At the sidelines of political process is a debate that emerges from psychosocial and biomedical studies of inequality. This is a matter of concern and should inform our thinking on public policy. However, it is not yet clear how the evidence will stack up. And even when that becomes clearer, it will require courage and creativity to find solutions that are best for the health of all.
Paul |
| Compassion, human rights and health care | The most common question put to me as I promote the work of Anglican health facilities is why the Church should still be involved in providing health services. Throughout the world the state and the private sector have come to varying accommodations to ensure that health care is available. People ask me why the Church should not now just get on with its core business - which presumably in their mind means prayer and moral guidance?
I wrote about this recently in a newsletter produced by the Africa Christian Health Associations Platform. I offer an extract as a taster, and hope you might follow this link to read more:www.africachap.org/x5/images/stories/14th edition english .pdf
Christian compassion dictates that the strong should help the weak and that the wealthy should subsidise the needs of the poor. We call this ‘charity’; a term which expresses the love we are commanded to have for our neighbours. It is a spiritual and practical corrective to the inevitable disparities that emerge in market societies, whether ancient or modern. In the idealised setting envisaged by the laws of the Pentateuch, the surplus of one person provides for the needs of another. The Jubilee principle dictates that no-one should become too dominant, and that no-one should be left in slavery and destitution.
This may have been applicable to the pre-modern rural setting where the transactional nature of this subsidy was personal, but what about this diverse and dynamic world of 7 billion neighbours we have now? Here there needs to be a more professional and universal system to ensure that resources are shared effectively. But does this then mean that interpersonal acts of compassion are no longer significant? Does it imply that government rather than local religious community should manage safety nets and redistribution systems? Or to conceive of the question in another way: Does the enlightenment notion of human rights supersede our religious vocation to express charity?
These quasi-political considerations have implications for Christian health mission. Can the ‘right to health’ be fulfilled to any extent by the ‘charitable’ sector, or is it by nature only government that can manage a comprehensive health system? In answering this question, Christian activists have to decide whether to focus on persuading governments to execute their task more effectively, or whether to expand their own services to those who are underserved by the public system.

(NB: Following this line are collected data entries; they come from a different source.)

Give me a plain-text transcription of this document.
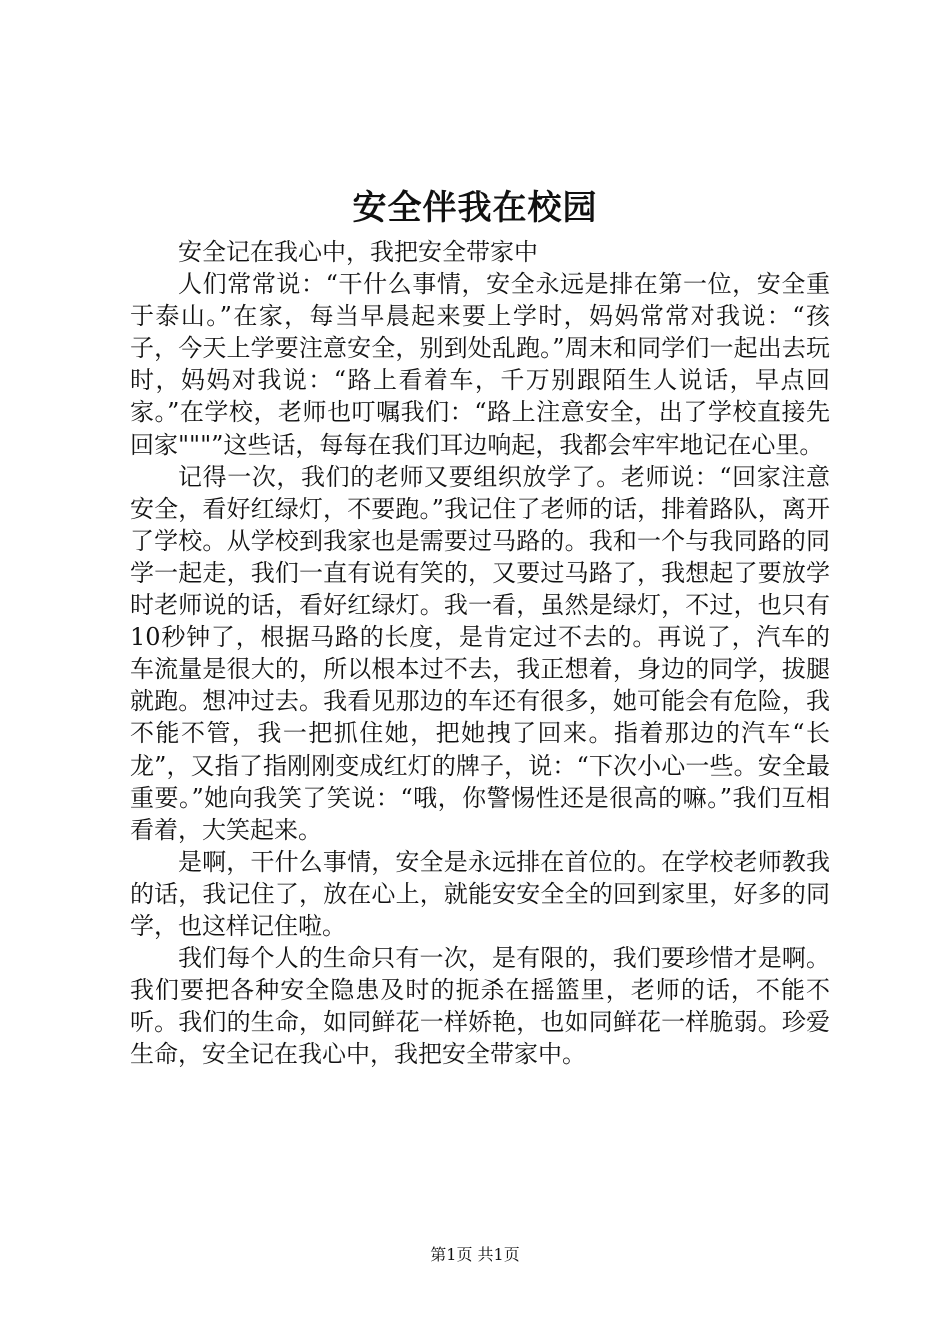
安全伴我在校园

安全记在我心中，我把安全带家中

人们常常说：“干什么事情，安全永远是排在第一位，安全重于泰山。”在家，每当早晨起来要上学时，妈妈常常对我说：“孩子，今天上学要注意安全，别到处乱跑。”周末和同学们一起出去玩时，妈妈对我说：“路上看着车，千万别跟陌生人说话，早点回家。”在学校，老师也叮嘱我们：“路上注意安全，出了学校直接先回家"""”这些话，每每在我们耳边响起，我都会牢牢地记在心里。

记得一次，我们的老师又要组织放学了。老师说：“回家注意安全，看好红绿灯，不要跑。”我记住了老师的话，排着路队，离开了学校。从学校到我家也是需要过马路的。我和一个与我同路的同学一起走，我们一直有说有笑的，又要过马路了，我想起了要放学时老师说的话，看好红绿灯。我一看，虽然是绿灯，不过，也只有10秒钟了，根据马路的长度，是肯定过不去的。再说了，汽车的车流量是很大的，所以根本过不去，我正想着，身边的同学，拔腿就跑。想冲过去。我看见那边的车还有很多，她可能会有危险，我不能不管，我一把抓住她，把她拽了回来。指着那边的汽车“长龙”，又指了指刚刚变成红灯的牌子，说：“下次小心一些。安全最重要。”她向我笑了笑说：“哦，你警惕性还是很高的嘛。”我们互相看着，大笑起来。

是啊，干什么事情，安全是永远排在首位的。在学校老师教我的话，我记住了，放在心上，就能安安全全的回到家里，好多的同学，也这样记住啦。

我们每个人的生命只有一次，是有限的，我们要珍惜才是啊。我们要把各种安全隐患及时的扼杀在摇篮里，老师的话，不能不听。我们的生命，如同鲜花一样娇艳，也如同鲜花一样脆弱。珍爱生命，安全记在我心中，我把安全带家中。

第1页 共1页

Of course, the answer to these dilemmas is not going to lie at one of the polar extremes. If we discard the many outlets for compassionate care of our neighbours, we become less than the human persons into which God breathed loving existence. We are driven by divine commission to help those in need. On the other hand, if we think we can effectively transform the needs of society through some idealised divine kindness, we are blind to the limitations of our capacities. We are not yet in Heaven. We are still seeking the Kingdom. Laws and authorities will help direct societies to bring health and hope to all people, without prejudice or omission.
These are grounds for a positive partnership between Church and State. Working collaboratively, the energies of faith and the mandates of law can ensure a stronger human society, blessed by the underlying experience of compassionate love. Various alignments of responsibilities between Church and State can be adopted. Varying cultures can adapt the relationship as required. The goal of complementarity can be progressed to best effect.